Wednesday, June 17, 2009
Switzerland: More Than Just Neutral Chocolate

Switzerland was the first country we arrived in without much semblance of a plan. In London, we knew about Big Ben and the British Museum, Hyde Park and Buckingham Palace. In Amsterdam we knew about the canals and the red light district. In Paris, we knew the Seine would keep us busy for a while. But when we arrived in Switzerland, we were without a clue as to how to occupy ourselves.

This turned out to be a great thing. There is something delightfully adventurous about touring a city without a map. Some might say we could miss the most important parts of the city, but on our first day in Bern, we walked all around, enjoying some sunshine and a leisurely swim in the river amongst the locals. To me, that sounds far more fun than touring Einstein's house or some boring history museum.


We decided to try the same lack of planning on our second day. After getting a somewhat late start, we banded up with some other American backpackers we had met and headed for a popular hill with a view of the city and some of the distant Alps. After walking a little too far in the wrong direction along the banks of the fast flowing Aare river, we ended up in a picturesque rolling wheat field, quite some distance still from where we meant to be. But there was wheat in a field and cows with cowbells and a view of the alps, so how lost were we really? It's debatable. But we did have a goal for the day, so we pressed on toward our desired hill, which is actually called Gurten and has a funicular to carry the lazy people up and hiking trails for the poor ones. I bet you know which group we fell into.


After a short but strenuous 45 minute hike, we made if to the top, where we discovered a hotel, some ski jumps, a huge park, and probably the nicest bathrooms we've seen yet in Europe. And of course, some great views of Bern and the Alps. We ate some lunch, hung around on top for a while, and headed back to town. That evening, we watched the 1997 box office hit Face/Off, featuring John Travolta and Nicholas Cage in a performance definitely to be missed. It's the type of movie you know will be awful but you watch anyway.


After the movie, we sat and chatted with a nice guy from Algeria who was studying in Paris and traveling for a few weeks. It turned out that the guy was interested in photography, so we ended up going out into Bern and doing some night photography until around 5 in the morning. I must say, there is nothing like the hostel environment to inspire one to partake in spur of the moment activities.

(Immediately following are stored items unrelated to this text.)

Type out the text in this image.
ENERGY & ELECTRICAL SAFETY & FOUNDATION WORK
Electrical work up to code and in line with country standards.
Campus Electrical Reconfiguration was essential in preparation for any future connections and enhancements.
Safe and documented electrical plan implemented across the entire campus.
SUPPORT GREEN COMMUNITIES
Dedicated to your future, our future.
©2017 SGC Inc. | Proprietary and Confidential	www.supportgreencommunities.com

Yesterday, we hopped a train to Interlaken, a small city surrounded by mountains and majestic cliffs on two sides and lakes on the other two. The place is a touristy mecca for those backpackers with 300 or so Swiss Francs to spend on skydiving or paragliding. In the winter, the place turns into a giant ski resort. Since we are on a budget, we chose to leave the next morning for higher ground, where the scenery is better and the hiking is good.

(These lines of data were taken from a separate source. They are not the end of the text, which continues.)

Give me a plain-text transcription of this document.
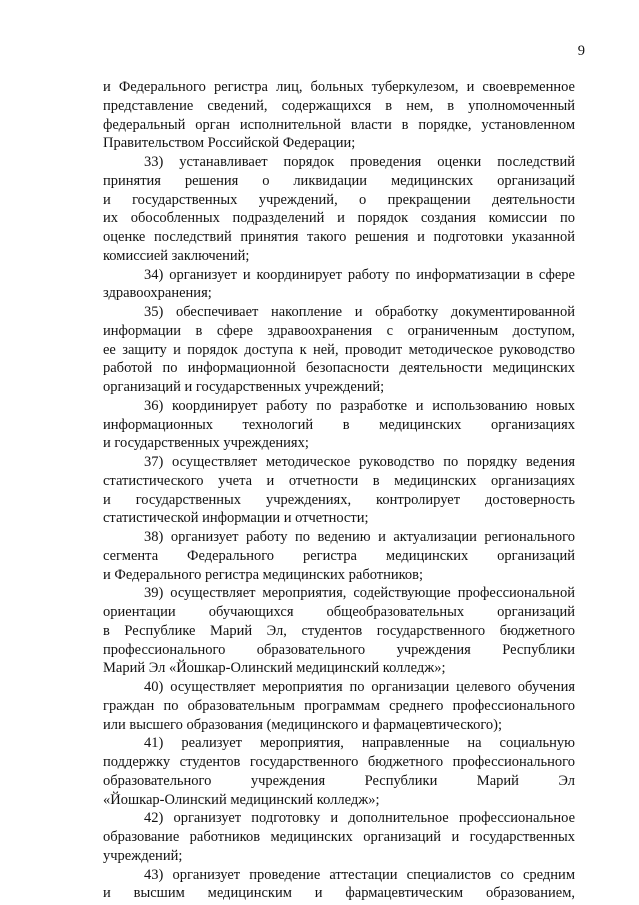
9
и Федерального регистра лиц, больных туберкулезом, и своевременное
представление сведений, содержащихся в нем, в уполномоченный
федеральный орган исполнительной власти в порядке, установленном
Правительством Российской Федерации;
33) устанавливает порядок проведения оценки последствий
принятия решения о ликвидации медицинских организаций
и государственных учреждений, о прекращении деятельности
их обособленных подразделений и порядок создания комиссии по
оценке последствий принятия такого решения и подготовки указанной
комиссией заключений;
34) организует и координирует работу по информатизации в сфере
здравоохранения;
35) обеспечивает накопление и обработку документированной
информации в сфере здравоохранения с ограниченным доступом,
ее защиту и порядок доступа к ней, проводит методическое руководство
работой по информационной безопасности деятельности медицинских
организаций и государственных учреждений;
36) координирует работу по разработке и использованию новых
информационных технологий в медицинских организациях
и государственных учреждениях;
37) осуществляет методическое руководство по порядку ведения
статистического учета и отчетности в медицинских организациях
и государственных учреждениях, контролирует достоверность
статистической информации и отчетности;
38) организует работу по ведению и актуализации регионального
сегмента Федерального регистра медицинских организаций
и Федерального регистра медицинских работников;
39) осуществляет мероприятия, содействующие профессиональной
ориентации обучающихся общеобразовательных организаций
в Республике Марий Эл, студентов государственного бюджетного
профессионального образовательного учреждения Республики
Марий Эл «Йошкар-Олинский медицинский колледж»;
40) осуществляет мероприятия по организации целевого обучения
граждан по образовательным программам среднего профессионального
или высшего образования (медицинского и фармацевтического);
41) реализует мероприятия, направленные на социальную
поддержку студентов государственного бюджетного профессионального
образовательного учреждения Республики Марий Эл
«Йошкар-Олинский медицинский колледж»;
42) организует подготовку и дополнительное профессиональное
образование работников медицинских организаций и государственных
учреждений;
43) организует проведение аттестации специалистов со средним
и высшим медицинским и фармацевтическим образованием,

The town we came to is called Gimmelwald, and it is like very few places I have been before. At about 4500 feet of elevation, the cluster of wooden buildings clings to a hillside which faces three beautiful snowy peaks. Literally, snowy alps are what you see directly out the windows of our hostel, seemingly close enough to be touched.

We arrived this morning by train, then bus, then aerial tram. Any other way requires a hefty hike. We were greeted by some seriously amazing scenery and a welcomed lack of anything remotely touristy. The only thing to see are hills and mountains. The constant thundering of huge waterfalls echoes from up the valley. Our hostel is one of only two lodgings in town, and one of two places to have a beer. The other is next door. Marc and Alex bought cheese and sausage made from the cows up here in Gimmelwald. The cheese lady sells her goods from a shed on stilts. The stilts are to keep the mice out. To get some attention, you must first knock on her front door, at which point she walks around the side of her house to the cheese shed with you. This town is a little different from most places.


To put it lightly, Gimmelwald speaks to me. The moment we got off tfe tram, I could feel myself relaxing. Whereas we usually like to get somewhere and start doing things right away, this place makes me want lay down under a tree and just listen to the waterfalls. The hostel isn't bad either, and you get a certain group of backpackers coming to an off the beaten path type of place like this that I really enjoy. Not many drunken frat guys up here. The view of the night sky is unparalleled, and if not for how cold it gets at night up here, I might try sleeping out in the front yard.


We plan to wake up tomorrow and have some yogurt made locally from the cows in town. Later we're going to hike all around, check out some waterfalls, and meander through some flowery meadows. It's a welcomed change of pace from the cities we've been in for nearly three weeks now. Barcelona this weekend!